I am strongly in favor of having some solution for #[bench]
available on stable. I could easily get behind @brson’s original plan, but I have to think about @SimonSapin’s plan a bit. I think the high-order bit for me is that I want benchmarking to feel “built-in” in the same way that unit testing does. @brson’s plan seems to achieve that. @SimonSapin’s plan could well achieve that too, though I think it has to be paired with a rust-lang-nursery crate that is on the fast to ubiquity. I also think we should standard a way to write tests and report results (more on this later) so that people can write benchmarks once and then experiment with different runners.
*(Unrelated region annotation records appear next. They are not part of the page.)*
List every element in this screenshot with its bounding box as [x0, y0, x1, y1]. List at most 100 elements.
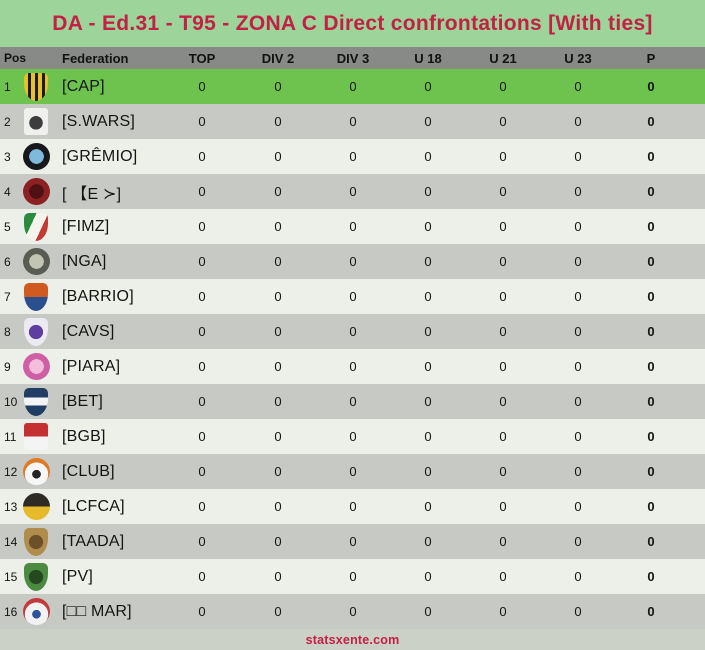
table-row: 15 [PV] 0 0 0 0 0 0 0 — [0, 559, 705, 594]
div2-value: 0 — [274, 324, 282, 339]
table-row: 10 [BET] 0 0 0 0 0 0 0 — [0, 384, 705, 419]
p-value: 0 — [647, 289, 655, 304]
div3-value: 0 — [349, 79, 357, 94]
u21-value: 0 — [499, 114, 507, 129]
federation-name: [BET] — [62, 392, 104, 410]
top-value: 0 — [198, 289, 206, 304]
top-value: 0 — [198, 184, 206, 199]
gremio-crest-icon — [22, 143, 50, 170]
div2-value: 0 — [274, 219, 282, 234]
table-row: 7 [BARRIO] 0 0 0 0 0 0 0 — [0, 279, 705, 314]
federation-name: [CLUB] — [62, 462, 115, 480]
div2-value: 0 — [274, 604, 282, 619]
position-cell: 6 — [4, 254, 11, 269]
badge-cell — [22, 72, 50, 101]
p-value: 0 — [647, 359, 655, 374]
u23-value: 0 — [574, 359, 582, 374]
u21-value: 0 — [499, 534, 507, 549]
u18-value: 0 — [424, 394, 432, 409]
u23-value: 0 — [574, 429, 582, 444]
p-value: 0 — [647, 429, 655, 444]
top-value: 0 — [198, 394, 206, 409]
top-value: 0 — [198, 149, 206, 164]
federation-name: [CAVS] — [62, 322, 115, 340]
badge-cell — [22, 212, 50, 241]
u23-value: 0 — [574, 79, 582, 94]
badge-cell — [22, 143, 50, 170]
column-header-pos: Pos — [4, 51, 27, 65]
position-cell: 16 — [4, 604, 18, 619]
cavs-crest-icon — [24, 317, 48, 346]
top-value: 0 — [198, 464, 206, 479]
top-value: 0 — [198, 604, 206, 619]
table-row: 2 [S.WARS] 0 0 0 0 0 0 0 — [0, 104, 705, 139]
u21-value: 0 — [499, 184, 507, 199]
position-cell: 11 — [4, 429, 17, 444]
u18-value: 0 — [424, 569, 432, 584]
table-row: 13 [LCFCA] 0 0 0 0 0 0 0 — [0, 489, 705, 524]
position-cell: 1 — [4, 79, 11, 94]
p-value: 0 — [647, 464, 655, 479]
div3-value: 0 — [349, 184, 357, 199]
div3-value: 0 — [349, 499, 357, 514]
p-value: 0 — [647, 569, 655, 584]
column-header-p: P — [646, 50, 656, 66]
top-value: 0 — [198, 359, 206, 374]
club-crest-icon — [22, 458, 50, 485]
u18-value: 0 — [424, 219, 432, 234]
u23-value: 0 — [574, 114, 582, 129]
u23-value: 0 — [574, 289, 582, 304]
u21-value: 0 — [499, 429, 507, 444]
position-cell: 3 — [4, 149, 11, 164]
div2-value: 0 — [274, 114, 282, 129]
federation-name: [FIMZ] — [62, 217, 110, 235]
div3-value: 0 — [349, 464, 357, 479]
div2-value: 0 — [274, 394, 282, 409]
top-value: 0 — [198, 254, 206, 269]
u18-value: 0 — [424, 359, 432, 374]
div3-value: 0 — [349, 254, 357, 269]
column-header-u23: U 23 — [564, 50, 592, 66]
mar-crest-icon — [22, 598, 50, 625]
position-cell: 14 — [4, 534, 18, 549]
u21-value: 0 — [499, 394, 507, 409]
badge-cell — [22, 282, 50, 311]
position-cell: 8 — [4, 324, 11, 339]
column-header-u18: U 18 — [414, 50, 442, 66]
swars-crest-icon — [24, 108, 48, 135]
badge-cell — [22, 527, 50, 556]
federation-name: [LCFCA] — [62, 497, 125, 515]
div3-value: 0 — [349, 604, 357, 619]
u21-value: 0 — [499, 254, 507, 269]
u23-value: 0 — [574, 184, 582, 199]
p-value: 0 — [647, 534, 655, 549]
div2-value: 0 — [274, 79, 282, 94]
badge-cell — [22, 423, 50, 450]
u23-value: 0 — [574, 569, 582, 584]
table-row: 9 [PIARA] 0 0 0 0 0 0 0 — [0, 349, 705, 384]
taada-crest-icon — [24, 527, 48, 556]
table-row: 8 [CAVS] 0 0 0 0 0 0 0 — [0, 314, 705, 349]
table-row: 1 [CAP] 0 0 0 0 0 0 0 — [0, 69, 705, 104]
u18-value: 0 — [424, 324, 432, 339]
u18-value: 0 — [424, 114, 432, 129]
column-header-u21: U 21 — [489, 50, 517, 66]
p-value: 0 — [647, 499, 655, 514]
u18-value: 0 — [424, 464, 432, 479]
div3-value: 0 — [349, 394, 357, 409]
position-cell: 10 — [4, 394, 18, 409]
u23-value: 0 — [574, 604, 582, 619]
bgb-crest-icon — [24, 423, 48, 450]
title-band: DA - Ed.31 - T95 - ZONA C Direct confron… — [0, 0, 705, 47]
u18-value: 0 — [424, 289, 432, 304]
top-value: 0 — [198, 114, 206, 129]
federation-name: [S.WARS] — [62, 112, 136, 130]
u21-value: 0 — [499, 604, 507, 619]
u21-value: 0 — [499, 289, 507, 304]
div3-value: 0 — [349, 359, 357, 374]
top-value: 0 — [198, 219, 206, 234]
u23-value: 0 — [574, 324, 582, 339]
u18-value: 0 — [424, 254, 432, 269]
u21-value: 0 — [499, 464, 507, 479]
bet-crest-icon — [24, 387, 48, 416]
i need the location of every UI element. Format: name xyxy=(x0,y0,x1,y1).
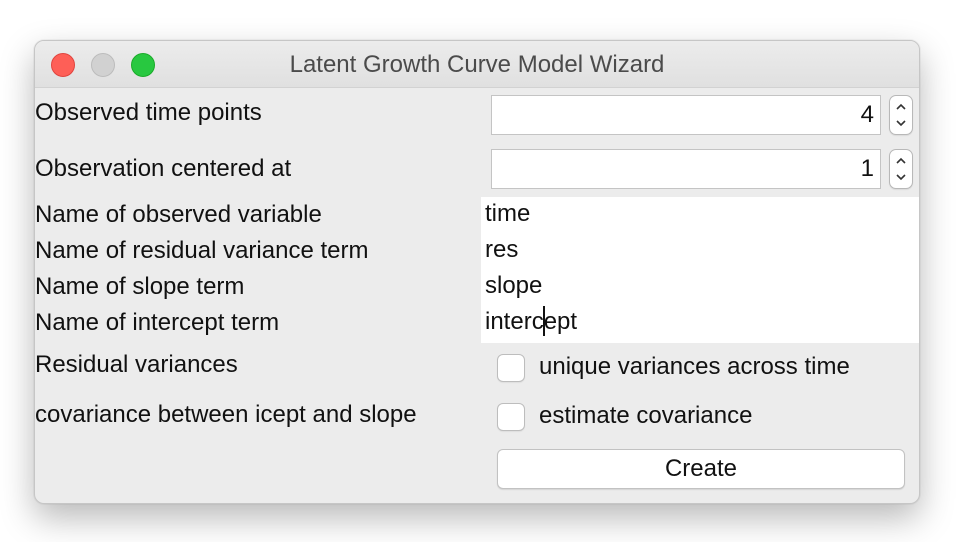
time-points-input[interactable] xyxy=(492,96,880,134)
unique-variances-checkbox[interactable] xyxy=(497,354,525,382)
covariance-label: covariance between icept and slope xyxy=(35,401,417,428)
intercept-term-label: Name of intercept term xyxy=(35,309,280,336)
time-points-label: Observed time points xyxy=(35,99,262,126)
centered-at-input[interactable] xyxy=(492,150,880,188)
wizard-window: Latent Growth Curve Model Wizard Observe… xyxy=(34,40,920,504)
centered-at-field[interactable] xyxy=(491,149,881,189)
estimate-covariance-checkbox[interactable] xyxy=(497,403,525,431)
intercept-term-input[interactable] xyxy=(485,305,915,339)
slope-term-input[interactable] xyxy=(485,269,915,303)
centered-at-increment-button[interactable] xyxy=(890,150,912,169)
centered-at-decrement-button[interactable] xyxy=(890,169,912,188)
time-points-decrement-button[interactable] xyxy=(890,115,912,134)
title-bar[interactable]: Latent Growth Curve Model Wizard xyxy=(35,41,919,88)
observed-variable-input[interactable] xyxy=(485,197,915,231)
time-points-increment-button[interactable] xyxy=(890,96,912,115)
slope-term-label: Name of slope term xyxy=(35,273,245,300)
name-fields-panel xyxy=(481,197,919,343)
zoom-window-button[interactable] xyxy=(131,53,155,77)
close-window-button[interactable] xyxy=(51,53,75,77)
chevron-down-icon xyxy=(896,174,906,181)
time-points-stepper[interactable] xyxy=(889,95,913,135)
centered-at-stepper[interactable] xyxy=(889,149,913,189)
residual-variances-label: Residual variances xyxy=(35,351,238,378)
estimate-covariance-label[interactable]: estimate covariance xyxy=(539,402,753,429)
observed-variable-label: Name of observed variable xyxy=(35,201,322,228)
window-title: Latent Growth Curve Model Wizard xyxy=(289,51,665,78)
unique-variances-label[interactable]: unique variances across time xyxy=(539,353,850,380)
minimize-window-button[interactable] xyxy=(91,53,115,77)
chevron-up-icon xyxy=(896,157,906,164)
time-points-field[interactable] xyxy=(491,95,881,135)
centered-at-label: Observation centered at xyxy=(35,155,292,182)
chevron-up-icon xyxy=(896,103,906,110)
residual-term-input[interactable] xyxy=(485,233,915,267)
create-button[interactable]: Create xyxy=(497,449,905,489)
residual-term-label: Name of residual variance term xyxy=(35,237,369,264)
chevron-down-icon xyxy=(896,120,906,127)
text-caret xyxy=(543,306,545,336)
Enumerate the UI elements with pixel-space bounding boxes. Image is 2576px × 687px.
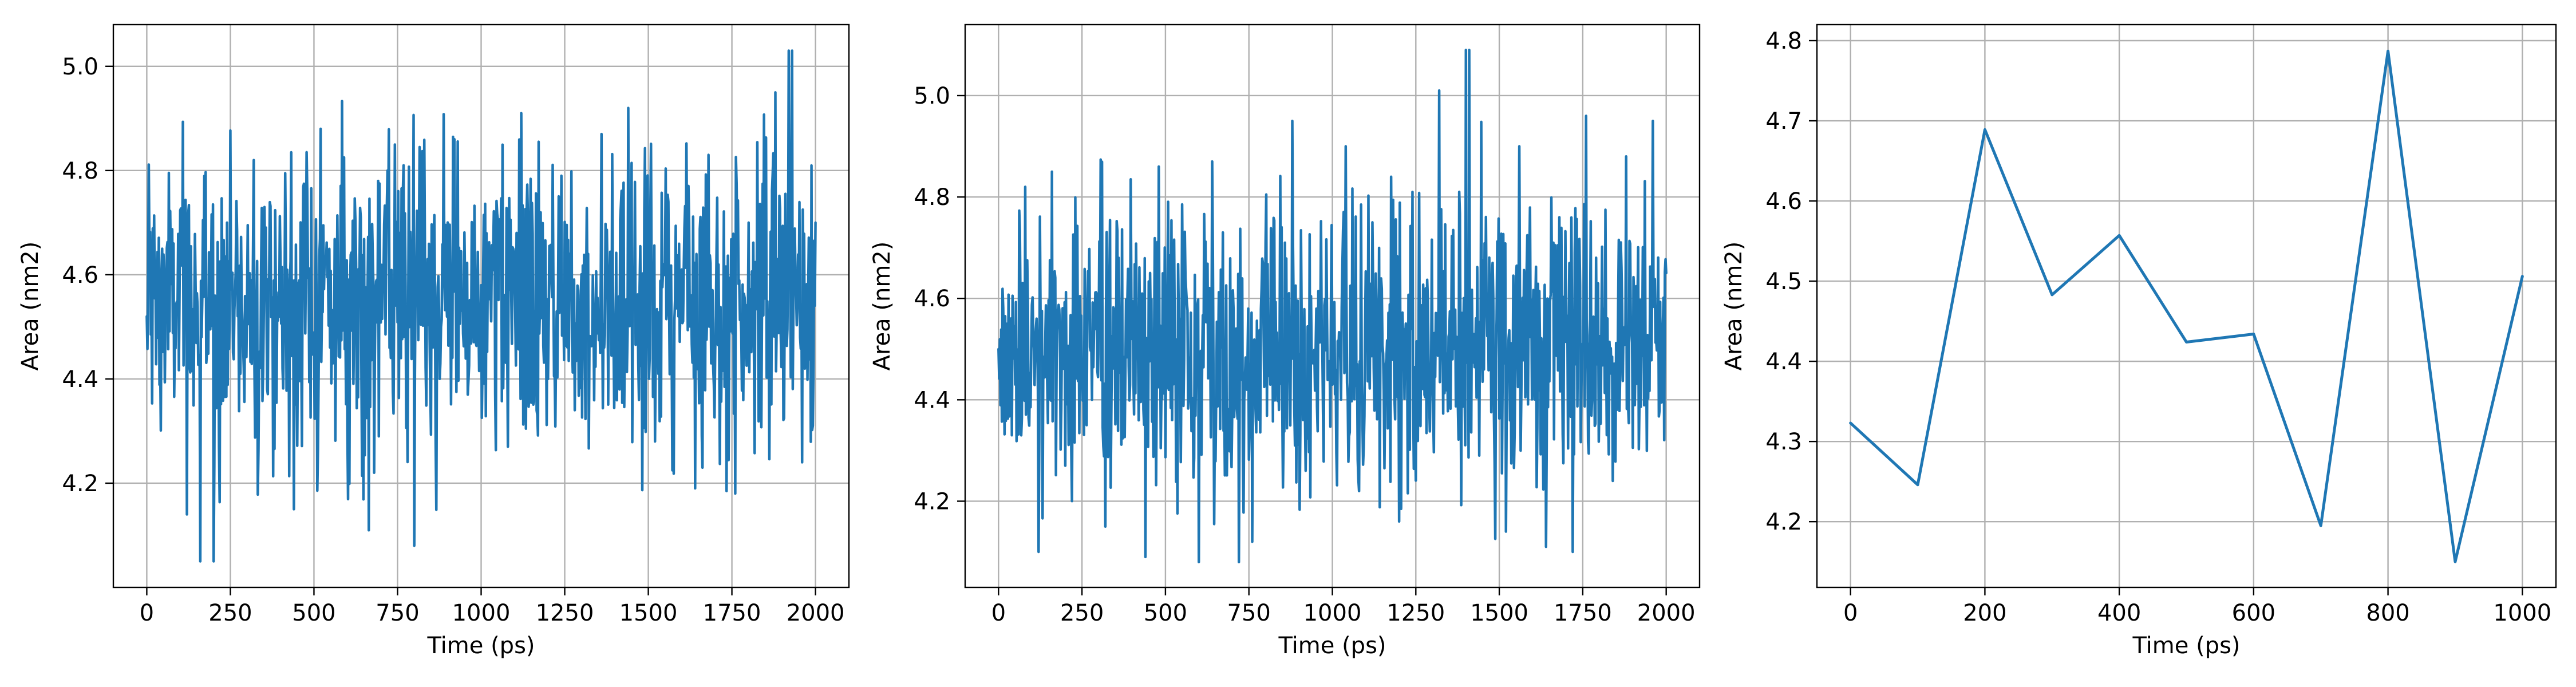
chart-panel-3: 0 200 400 600 800 1000 4.2 4.3 4.4 4.5 4.6 4.7 4.8 Ti… — [1721, 23, 2557, 659]
y-axis-label: Area (nm2) — [1721, 242, 1747, 371]
y-axis-label: Area (nm2) — [17, 242, 44, 371]
x-tick-label: 1750 — [703, 600, 761, 626]
y-tick-label: 4.8 — [62, 158, 98, 184]
y-tick-label: 4.2 — [914, 488, 950, 515]
x-tick-label: 750 — [1227, 600, 1271, 626]
x-axis-label: Time (ps) — [1278, 633, 1386, 659]
x-tick-label: 2000 — [787, 600, 845, 626]
x-tick-label: 800 — [2366, 600, 2409, 626]
x-tick-label: 1250 — [1386, 600, 1445, 626]
x-tick-label: 2000 — [1637, 600, 1696, 626]
axes-frame — [1816, 23, 2557, 589]
x-tick-label: 200 — [1963, 600, 2006, 626]
x-axis-label: Time (ps) — [426, 633, 535, 659]
x-tick-label: 500 — [1144, 600, 1187, 626]
y-tick-label: 4.6 — [914, 286, 950, 312]
y-tick-label: 4.5 — [1765, 269, 1802, 295]
y-tick-label: 4.2 — [62, 471, 98, 497]
series-line — [1849, 49, 2524, 563]
x-tick-label: 1000 — [2493, 600, 2551, 626]
x-tick-label: 0 — [140, 600, 154, 626]
y-tick-label: 4.6 — [62, 262, 98, 289]
x-axis-label: Time (ps) — [2132, 633, 2240, 659]
series-line — [997, 49, 1668, 563]
x-tick-label: 1000 — [452, 600, 511, 626]
x-tick-label: 0 — [991, 600, 1006, 626]
x-tick-label: 250 — [1060, 600, 1104, 626]
x-tick-label: 1500 — [1470, 600, 1528, 626]
y-axis-label: Area (nm2) — [869, 242, 895, 371]
x-tick-label: 1250 — [536, 600, 594, 626]
x-tick-label: 250 — [208, 600, 252, 626]
x-tick-label: 1000 — [1303, 600, 1362, 626]
y-tick-label: 4.4 — [914, 387, 950, 413]
x-tick-label: 400 — [2097, 600, 2141, 626]
y-tick-label: 4.8 — [1765, 28, 1802, 54]
x-tick-label: 750 — [376, 600, 419, 626]
y-tick-label: 5.0 — [914, 83, 950, 109]
y-tick-label: 4.4 — [62, 366, 98, 393]
x-tick-label: 1750 — [1554, 600, 1612, 626]
y-tick-label: 5.0 — [62, 54, 98, 80]
x-tick-label: 500 — [292, 600, 335, 626]
y-tick-label: 4.2 — [1765, 509, 1802, 535]
x-tick-label: 1500 — [619, 600, 678, 626]
y-tick-label: 4.4 — [1765, 349, 1802, 375]
x-tick-label: 0 — [1843, 600, 1858, 626]
y-tick-label: 4.6 — [1765, 188, 1802, 215]
chart-panel-2: 0 250 500 750 1000 1250 1500 1750 2000 4.2 4.4 4.6 4… — [869, 23, 1701, 659]
chart-panel-1: 0 250 500 750 1000 1250 1500 1750 2000 4.2 4.4 4.6 4… — [17, 23, 850, 659]
series-line — [145, 49, 817, 563]
y-tick-label: 4.8 — [914, 184, 950, 211]
x-tick-label: 600 — [2232, 600, 2275, 626]
y-tick-label: 4.3 — [1765, 429, 1802, 455]
y-tick-label: 4.7 — [1765, 108, 1802, 135]
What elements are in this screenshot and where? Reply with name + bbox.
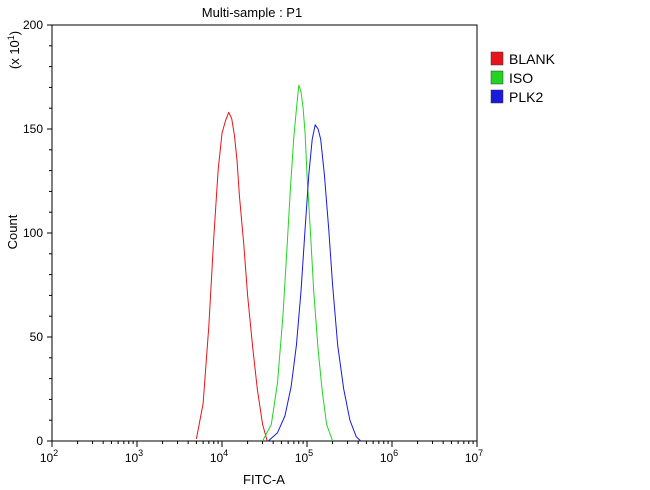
y-tick-label: 0 [36, 434, 43, 448]
legend-label-iso: ISO [509, 70, 533, 86]
series-iso-line [262, 84, 334, 442]
y-axis: 0 50 100 150 200 [23, 18, 52, 448]
y-tick-label: 200 [23, 18, 43, 32]
legend-label-blank: BLANK [509, 51, 556, 67]
x-axis: 102 103 104 105 106 107 [40, 441, 483, 465]
x-tick-label: 106 [380, 448, 398, 465]
x-tick-label: 102 [40, 448, 58, 465]
legend-swatch-iso [490, 70, 504, 85]
y-tick-label: 100 [23, 226, 43, 240]
legend-swatch-plk2 [490, 89, 504, 104]
series-plk2-line [267, 124, 362, 442]
y-tick-label: 50 [30, 330, 44, 344]
chart-title: Multi-sample : P1 [202, 5, 302, 20]
x-tick-label: 104 [210, 448, 228, 465]
series-blank-line [195, 111, 268, 442]
y-axis-label: Count [5, 214, 20, 249]
x-tick-label: 107 [465, 448, 483, 465]
legend: BLANK ISO PLK2 [490, 51, 556, 105]
x-tick-label: 103 [125, 448, 143, 465]
legend-swatch-blank [490, 51, 504, 66]
y-tick-label: 150 [23, 122, 43, 136]
legend-label-plk2: PLK2 [509, 89, 543, 105]
x-axis-label: FITC-A [243, 472, 285, 487]
x-tick-label: 105 [295, 448, 313, 465]
y-multiplier-label: (x 101) [6, 31, 22, 69]
series-lines [195, 84, 362, 442]
plot-frame [51, 24, 478, 442]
As far as writing tests, I am not that worried about forward compatibility, in part because I feel like the current benchmarking inferface is about as simple as it gets, and hence we will always want a mode that operates something like it, even if we eventually grow more knobs and whistles. (The need to sometimes use “black box” is a drag, admittedly, but I’m not sure if that is easily avoided?) I’m curious if anyone has any concrete thoughts about alternatives.
It is true of course that it is relatively easy to use nightly to run benchmarking and with travis, but it also means that even if your library works on stable, you often need nightly compilers to run benchmarks. This means you can’t benchmark the compiler your users are using and it is also kind of a pain. It gives off a “Rust is not ready for prime-time” aura to me.
Another aspect that hasn’t been much discussed here is that I think we should stabilize a standard output format for writing the results. It ought to be JSON, not text. It ought to be setup to give more data in the future (e.g., it’d be great to be able to get individual benchmarking results). We’ve already got tools building on the existing text format, but this is a shifty foundation. (For example, the cargo-chrono tool can do things like work various commits, run benchmarks, aggregate multiple runs, compute medians and normalize, and generate plots like this one or this one that summarize the results. Meanwhile @burntsushi has the cargo-benchcmp tool.)
Finally, I feel like having a stable way to write benchmarks might encourage more people to investigate how to improve it! I know that for Rayon I’ve found the numbers to be a bit unreliable (which was part of my motivation in writing cargo-chrono). I think part of this is that the current runner basically forces you to have closures that execute very quickly, which means I can’t write benchmarks that process a large amount of data. This all seems eminently fixable by building on the existing APIs. (I could also be totally wrong about what the problem is; but benchmarks run by hand seem to yield more stable numbers in some cases (not all).)